Inside the world of new queer horror movie, Hypochondriac.
In Hypochondriac, Will, a young Hispanic gay potter, is one gregarious guy. His boss is terrible, but he’s got a great boyfriend and a great job. Unfortunately, behind that veneer is a dark past of violence and mental illness that he is desperate to keep hidden. When his bipolar mother comes out of the woodwork after ten years of silence, he begins exhibiting unexplainable symptoms and spirals into an obsession, determined to solve this mystery of his own….
Hypochondriac is the directorial debut of Addison Heimann who also wrote the film. The movie is based on true events from Heimann’s personal life and struggles with mental illness. What results is an unflinching and terrifying descent into madness. It is a slow burn horror film that lulls you into a false sense of security before pulling the rug out from under you. By the final act the lines of reality are just as blurred for the viewer as they are for Will played brilliantly by Zach Villa.
The film explores how devastating unchecked mental illness can be not only on the person experiencing it but also on the people around them. Though some elements are exaggerated for effect, it’s not done in the style of exploitation films of the ’70s and ’80s. The point is made that with proper treatment one can learn to live and function with mental illness, which is an important distinction. That ‘proper treatment’ has little to do with the willingness of the patient either. Of course, that is necessary for a positive outcome, but the film raises the point that its also about the quality of care from medical professionals who too often rely on their preconceived notions when dealing with patients as opposed to really listening to them.
Hypochondriac is also, unapologetically, a queer horror film. So often horror films will throw in an un-sexualized queer character as an element of tokenism. This is beginning to change but its refreshing to see a horror film that places you in the perspective of a gay man in a relationship who shows affection and yes, has sex. Will’s relationship with his boyfriend Luke, played by out actor Devon Graye is central to the plot and a means by which we come to understand connect with Will. This is of course due to the fact that Addison Heimann himself is an out gay man.
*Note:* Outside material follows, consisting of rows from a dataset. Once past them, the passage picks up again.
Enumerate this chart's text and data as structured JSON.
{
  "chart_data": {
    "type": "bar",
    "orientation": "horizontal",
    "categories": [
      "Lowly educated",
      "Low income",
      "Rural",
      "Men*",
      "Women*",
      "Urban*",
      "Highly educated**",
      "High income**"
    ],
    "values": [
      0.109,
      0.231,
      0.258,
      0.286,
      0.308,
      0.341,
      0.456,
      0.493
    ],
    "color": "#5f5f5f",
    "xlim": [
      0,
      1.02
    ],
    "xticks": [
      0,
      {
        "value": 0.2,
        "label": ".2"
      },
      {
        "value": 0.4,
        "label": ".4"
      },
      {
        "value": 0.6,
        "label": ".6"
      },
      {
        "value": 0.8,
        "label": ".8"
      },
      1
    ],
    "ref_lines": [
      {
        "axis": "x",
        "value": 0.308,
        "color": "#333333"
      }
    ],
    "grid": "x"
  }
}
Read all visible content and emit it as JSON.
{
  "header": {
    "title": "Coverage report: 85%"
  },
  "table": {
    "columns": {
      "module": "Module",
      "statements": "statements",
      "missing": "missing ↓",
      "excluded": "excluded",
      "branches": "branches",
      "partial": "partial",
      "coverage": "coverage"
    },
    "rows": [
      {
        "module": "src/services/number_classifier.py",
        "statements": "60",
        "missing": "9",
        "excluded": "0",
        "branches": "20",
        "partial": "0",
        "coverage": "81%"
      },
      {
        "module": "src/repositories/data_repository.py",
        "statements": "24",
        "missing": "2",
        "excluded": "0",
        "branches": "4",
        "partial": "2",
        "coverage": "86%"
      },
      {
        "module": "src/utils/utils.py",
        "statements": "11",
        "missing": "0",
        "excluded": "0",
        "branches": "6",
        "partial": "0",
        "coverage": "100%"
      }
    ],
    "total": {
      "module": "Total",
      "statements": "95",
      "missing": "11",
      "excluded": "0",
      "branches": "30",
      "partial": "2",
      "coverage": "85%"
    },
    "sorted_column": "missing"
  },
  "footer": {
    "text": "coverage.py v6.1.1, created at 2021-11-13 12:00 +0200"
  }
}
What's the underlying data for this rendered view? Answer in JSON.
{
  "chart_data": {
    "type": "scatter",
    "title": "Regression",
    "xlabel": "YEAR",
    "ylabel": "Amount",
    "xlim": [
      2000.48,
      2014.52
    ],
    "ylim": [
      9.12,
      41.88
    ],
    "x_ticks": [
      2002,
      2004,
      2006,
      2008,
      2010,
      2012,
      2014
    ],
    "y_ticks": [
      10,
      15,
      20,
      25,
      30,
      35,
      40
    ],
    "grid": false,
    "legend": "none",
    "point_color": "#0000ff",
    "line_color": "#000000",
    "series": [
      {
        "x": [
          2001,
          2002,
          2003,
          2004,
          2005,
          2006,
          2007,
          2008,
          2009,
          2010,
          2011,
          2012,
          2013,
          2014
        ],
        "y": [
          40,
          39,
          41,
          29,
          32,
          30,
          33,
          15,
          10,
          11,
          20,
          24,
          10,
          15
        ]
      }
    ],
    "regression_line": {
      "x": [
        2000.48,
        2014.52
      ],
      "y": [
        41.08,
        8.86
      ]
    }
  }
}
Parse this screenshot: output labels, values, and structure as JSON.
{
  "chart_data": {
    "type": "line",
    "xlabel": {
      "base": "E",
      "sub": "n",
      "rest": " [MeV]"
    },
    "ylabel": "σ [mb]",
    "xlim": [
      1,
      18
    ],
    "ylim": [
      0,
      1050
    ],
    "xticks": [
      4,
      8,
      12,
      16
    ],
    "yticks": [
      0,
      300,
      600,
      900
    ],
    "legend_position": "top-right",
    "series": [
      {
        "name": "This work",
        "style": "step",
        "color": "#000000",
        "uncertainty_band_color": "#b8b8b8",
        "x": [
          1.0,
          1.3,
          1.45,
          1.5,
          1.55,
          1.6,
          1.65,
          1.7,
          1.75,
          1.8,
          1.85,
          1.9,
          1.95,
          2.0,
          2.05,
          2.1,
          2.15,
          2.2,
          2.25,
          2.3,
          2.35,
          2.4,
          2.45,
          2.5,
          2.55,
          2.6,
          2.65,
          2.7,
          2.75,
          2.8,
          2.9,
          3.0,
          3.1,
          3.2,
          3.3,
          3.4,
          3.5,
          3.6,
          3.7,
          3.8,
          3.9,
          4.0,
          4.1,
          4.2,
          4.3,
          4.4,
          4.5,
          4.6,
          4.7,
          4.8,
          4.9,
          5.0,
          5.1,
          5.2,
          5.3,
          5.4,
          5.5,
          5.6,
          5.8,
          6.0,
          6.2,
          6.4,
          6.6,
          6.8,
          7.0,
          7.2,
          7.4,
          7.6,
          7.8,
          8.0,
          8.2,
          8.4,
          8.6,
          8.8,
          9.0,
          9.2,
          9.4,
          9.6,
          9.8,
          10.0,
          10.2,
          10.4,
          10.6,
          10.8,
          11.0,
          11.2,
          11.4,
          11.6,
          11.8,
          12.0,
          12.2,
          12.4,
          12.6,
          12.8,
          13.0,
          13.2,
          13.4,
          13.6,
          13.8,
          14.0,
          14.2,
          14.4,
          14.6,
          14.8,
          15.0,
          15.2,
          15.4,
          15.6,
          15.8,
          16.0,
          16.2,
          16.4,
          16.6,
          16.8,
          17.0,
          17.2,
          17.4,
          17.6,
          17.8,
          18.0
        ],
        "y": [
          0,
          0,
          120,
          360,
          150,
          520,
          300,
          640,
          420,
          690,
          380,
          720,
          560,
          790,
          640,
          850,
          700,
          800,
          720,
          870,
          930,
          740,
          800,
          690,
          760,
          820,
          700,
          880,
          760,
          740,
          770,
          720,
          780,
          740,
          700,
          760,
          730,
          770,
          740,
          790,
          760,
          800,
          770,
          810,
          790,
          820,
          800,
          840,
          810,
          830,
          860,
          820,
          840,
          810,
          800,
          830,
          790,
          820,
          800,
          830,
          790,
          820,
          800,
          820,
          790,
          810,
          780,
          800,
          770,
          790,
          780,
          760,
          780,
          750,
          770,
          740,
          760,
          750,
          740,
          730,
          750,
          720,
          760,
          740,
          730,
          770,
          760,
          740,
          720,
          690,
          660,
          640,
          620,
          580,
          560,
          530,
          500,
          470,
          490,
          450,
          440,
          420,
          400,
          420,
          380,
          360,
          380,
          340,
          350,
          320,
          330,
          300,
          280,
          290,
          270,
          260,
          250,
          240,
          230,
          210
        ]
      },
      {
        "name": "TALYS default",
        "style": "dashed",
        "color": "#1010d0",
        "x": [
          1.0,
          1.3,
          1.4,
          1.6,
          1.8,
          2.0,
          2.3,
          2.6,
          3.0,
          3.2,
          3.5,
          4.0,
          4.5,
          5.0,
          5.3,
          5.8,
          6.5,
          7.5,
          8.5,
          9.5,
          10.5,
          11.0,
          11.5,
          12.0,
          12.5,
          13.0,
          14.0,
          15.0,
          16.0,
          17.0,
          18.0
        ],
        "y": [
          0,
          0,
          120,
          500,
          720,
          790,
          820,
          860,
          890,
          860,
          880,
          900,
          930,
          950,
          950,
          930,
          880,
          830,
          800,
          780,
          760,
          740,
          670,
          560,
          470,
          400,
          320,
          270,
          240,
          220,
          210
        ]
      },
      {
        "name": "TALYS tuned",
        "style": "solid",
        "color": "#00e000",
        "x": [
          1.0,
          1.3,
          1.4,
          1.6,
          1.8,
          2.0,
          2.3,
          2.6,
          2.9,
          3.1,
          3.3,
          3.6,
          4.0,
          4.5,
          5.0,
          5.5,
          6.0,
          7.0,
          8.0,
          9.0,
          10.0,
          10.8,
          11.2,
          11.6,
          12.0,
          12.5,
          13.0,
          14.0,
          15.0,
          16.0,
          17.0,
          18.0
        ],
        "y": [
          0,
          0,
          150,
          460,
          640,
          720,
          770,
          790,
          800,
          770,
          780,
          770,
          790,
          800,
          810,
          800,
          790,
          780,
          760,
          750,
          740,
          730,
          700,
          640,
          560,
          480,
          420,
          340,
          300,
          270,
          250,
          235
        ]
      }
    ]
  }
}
The fact that Will is Hispanic is another achievement in representation due to the sheer lack of Hispanic or Latinx led horror films (with 2022’s Scream as a notable exception for both queer and Latinx representation).
Queer Forty readers will also appreciate the film’s celebration of 90’s pop culture. You are sure to get a kick out of a very pronounced Donnie Darko homage in addition to some of the casting choices which includes Madeline Zima (The Nanny), Debra Wilson (MadTV) and Adam Busch (Buffy the Vampire Slayer).
Overall, Hypochondriac delivers a little skin, a little blood, but most importantly a gripping and terrifying story, all elements of good horror film. The movie showcases beautiful and at times startling imagery supported by a great cast of actors and a passionate director. If psychological slow burns are your thing, then add this to your must-see list immediately.
Hypochondriac from XYZ Films will be released in theaters July 29 followed by VOD and digital August 4.